A background investigation is done, usually by a detective. The investigator checks criminal and driving history, and contacts former employers, family, and references. Social media is also looked at to make sure there are no indicators of possible problems. We look at credit history to make sure there are no financial burdens that might affect work and decision making. After that, the chief or Sheriff selects the candidate he or she feels is the best fit for the community. The newly hired officer then attends a five-month police academy. Washington has an academy in Seattle and another in Spokane. The curriculum is standardized and administered by the Washington State Criminal Justice Training Commission. The cadet must pass tests in all facets of law enforcement, including criminal law, case law, emergency vehicle operation, firearms, decision making, and ethics. Failing any portion can mean removal from the academy and termination.
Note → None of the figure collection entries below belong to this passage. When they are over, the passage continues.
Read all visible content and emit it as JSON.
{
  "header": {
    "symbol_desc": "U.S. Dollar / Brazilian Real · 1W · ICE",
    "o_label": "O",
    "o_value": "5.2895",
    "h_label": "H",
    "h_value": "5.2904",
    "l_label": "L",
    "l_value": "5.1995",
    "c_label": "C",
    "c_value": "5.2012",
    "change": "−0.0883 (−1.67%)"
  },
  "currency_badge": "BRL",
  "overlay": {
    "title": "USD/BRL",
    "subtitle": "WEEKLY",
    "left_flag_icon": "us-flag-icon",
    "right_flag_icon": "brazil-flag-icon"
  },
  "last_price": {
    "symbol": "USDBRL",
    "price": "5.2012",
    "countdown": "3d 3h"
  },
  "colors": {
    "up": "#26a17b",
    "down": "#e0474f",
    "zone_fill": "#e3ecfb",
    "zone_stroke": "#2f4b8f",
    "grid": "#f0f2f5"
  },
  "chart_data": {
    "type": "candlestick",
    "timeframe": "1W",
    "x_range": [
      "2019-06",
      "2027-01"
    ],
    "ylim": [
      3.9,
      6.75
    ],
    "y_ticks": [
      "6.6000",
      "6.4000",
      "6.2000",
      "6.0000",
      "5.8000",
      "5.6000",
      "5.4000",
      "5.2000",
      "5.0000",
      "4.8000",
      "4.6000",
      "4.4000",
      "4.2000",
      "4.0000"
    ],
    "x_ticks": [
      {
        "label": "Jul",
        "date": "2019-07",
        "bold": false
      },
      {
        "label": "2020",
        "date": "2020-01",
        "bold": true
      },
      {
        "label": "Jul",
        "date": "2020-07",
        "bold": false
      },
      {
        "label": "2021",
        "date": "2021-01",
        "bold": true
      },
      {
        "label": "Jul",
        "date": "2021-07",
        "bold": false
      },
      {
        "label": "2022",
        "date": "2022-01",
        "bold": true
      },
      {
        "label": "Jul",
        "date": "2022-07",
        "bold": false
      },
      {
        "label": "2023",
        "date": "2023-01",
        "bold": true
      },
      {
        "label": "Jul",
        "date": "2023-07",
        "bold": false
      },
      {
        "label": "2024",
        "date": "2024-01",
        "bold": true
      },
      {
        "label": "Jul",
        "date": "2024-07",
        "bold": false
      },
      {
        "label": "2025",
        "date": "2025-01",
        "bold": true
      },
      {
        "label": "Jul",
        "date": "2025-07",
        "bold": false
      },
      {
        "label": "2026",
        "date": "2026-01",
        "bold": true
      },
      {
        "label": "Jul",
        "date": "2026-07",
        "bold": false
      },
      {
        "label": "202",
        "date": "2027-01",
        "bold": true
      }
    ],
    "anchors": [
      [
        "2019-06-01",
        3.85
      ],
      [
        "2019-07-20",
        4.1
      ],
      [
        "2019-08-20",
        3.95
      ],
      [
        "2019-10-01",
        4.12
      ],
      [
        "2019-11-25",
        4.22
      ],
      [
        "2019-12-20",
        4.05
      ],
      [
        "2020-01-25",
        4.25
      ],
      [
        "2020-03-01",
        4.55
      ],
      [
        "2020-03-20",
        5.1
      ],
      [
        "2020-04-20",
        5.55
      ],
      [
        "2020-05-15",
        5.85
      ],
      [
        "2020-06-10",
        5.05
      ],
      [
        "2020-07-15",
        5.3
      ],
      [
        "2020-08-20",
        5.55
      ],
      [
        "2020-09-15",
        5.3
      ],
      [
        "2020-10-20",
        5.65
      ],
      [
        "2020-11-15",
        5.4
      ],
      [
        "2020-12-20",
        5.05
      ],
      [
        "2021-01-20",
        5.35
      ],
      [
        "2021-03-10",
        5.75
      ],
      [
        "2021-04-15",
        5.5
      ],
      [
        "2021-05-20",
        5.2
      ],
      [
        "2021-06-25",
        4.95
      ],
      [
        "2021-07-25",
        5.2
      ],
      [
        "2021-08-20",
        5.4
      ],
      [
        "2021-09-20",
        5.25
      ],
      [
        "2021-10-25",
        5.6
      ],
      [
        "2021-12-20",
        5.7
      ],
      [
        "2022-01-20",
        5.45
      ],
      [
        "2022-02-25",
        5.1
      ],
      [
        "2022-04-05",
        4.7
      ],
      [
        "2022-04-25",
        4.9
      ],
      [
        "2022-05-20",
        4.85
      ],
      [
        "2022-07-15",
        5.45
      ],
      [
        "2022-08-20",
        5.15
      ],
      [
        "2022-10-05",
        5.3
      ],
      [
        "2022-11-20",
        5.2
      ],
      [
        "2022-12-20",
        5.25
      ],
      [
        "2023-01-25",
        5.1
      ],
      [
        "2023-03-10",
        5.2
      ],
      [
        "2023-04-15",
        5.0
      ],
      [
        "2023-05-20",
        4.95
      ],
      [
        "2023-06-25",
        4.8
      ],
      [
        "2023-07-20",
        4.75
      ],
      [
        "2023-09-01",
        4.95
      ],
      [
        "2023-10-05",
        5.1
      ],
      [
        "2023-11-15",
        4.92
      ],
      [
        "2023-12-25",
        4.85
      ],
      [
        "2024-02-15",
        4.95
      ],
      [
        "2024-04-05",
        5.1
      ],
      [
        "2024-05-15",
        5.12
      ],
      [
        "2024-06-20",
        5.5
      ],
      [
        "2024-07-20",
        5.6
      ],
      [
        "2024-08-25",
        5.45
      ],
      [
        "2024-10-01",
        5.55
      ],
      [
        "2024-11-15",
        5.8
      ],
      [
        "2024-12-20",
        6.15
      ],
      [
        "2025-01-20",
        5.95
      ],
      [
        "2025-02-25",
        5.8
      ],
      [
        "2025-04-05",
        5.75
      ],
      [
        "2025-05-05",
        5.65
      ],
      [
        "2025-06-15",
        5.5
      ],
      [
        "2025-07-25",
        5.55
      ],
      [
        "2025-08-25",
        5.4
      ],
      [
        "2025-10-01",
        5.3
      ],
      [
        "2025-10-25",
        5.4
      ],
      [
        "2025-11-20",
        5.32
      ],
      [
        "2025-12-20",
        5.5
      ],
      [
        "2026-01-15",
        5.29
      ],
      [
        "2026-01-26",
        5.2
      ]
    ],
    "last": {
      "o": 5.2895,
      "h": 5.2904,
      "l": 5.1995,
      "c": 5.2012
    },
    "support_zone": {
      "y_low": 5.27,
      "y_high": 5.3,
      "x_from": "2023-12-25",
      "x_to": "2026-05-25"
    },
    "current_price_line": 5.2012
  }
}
The graduate then goes back to their home agency for three months of field training where they are mentored by tenured and specially trained training officers. If the officer does not meet standards, they are terminated. Finally, the new officer or deputy is on probation for one year past their academy graduation date. During probation, the officer can be removed at the discretion of the agency head.

Law enforcement officers are human and, therefore, always capable of human frailty. We respond to that either by remedial training and/or discipline up to and including termination. In my experience this is an extremely rare occasion, yet sometimes magnified. I am very proud of the men and women on my team, and we are all proud of the service we provide. It is my hope that citizens will feel confident in our ability to be their guardians and know we willingly go into harm’s way on their behalf.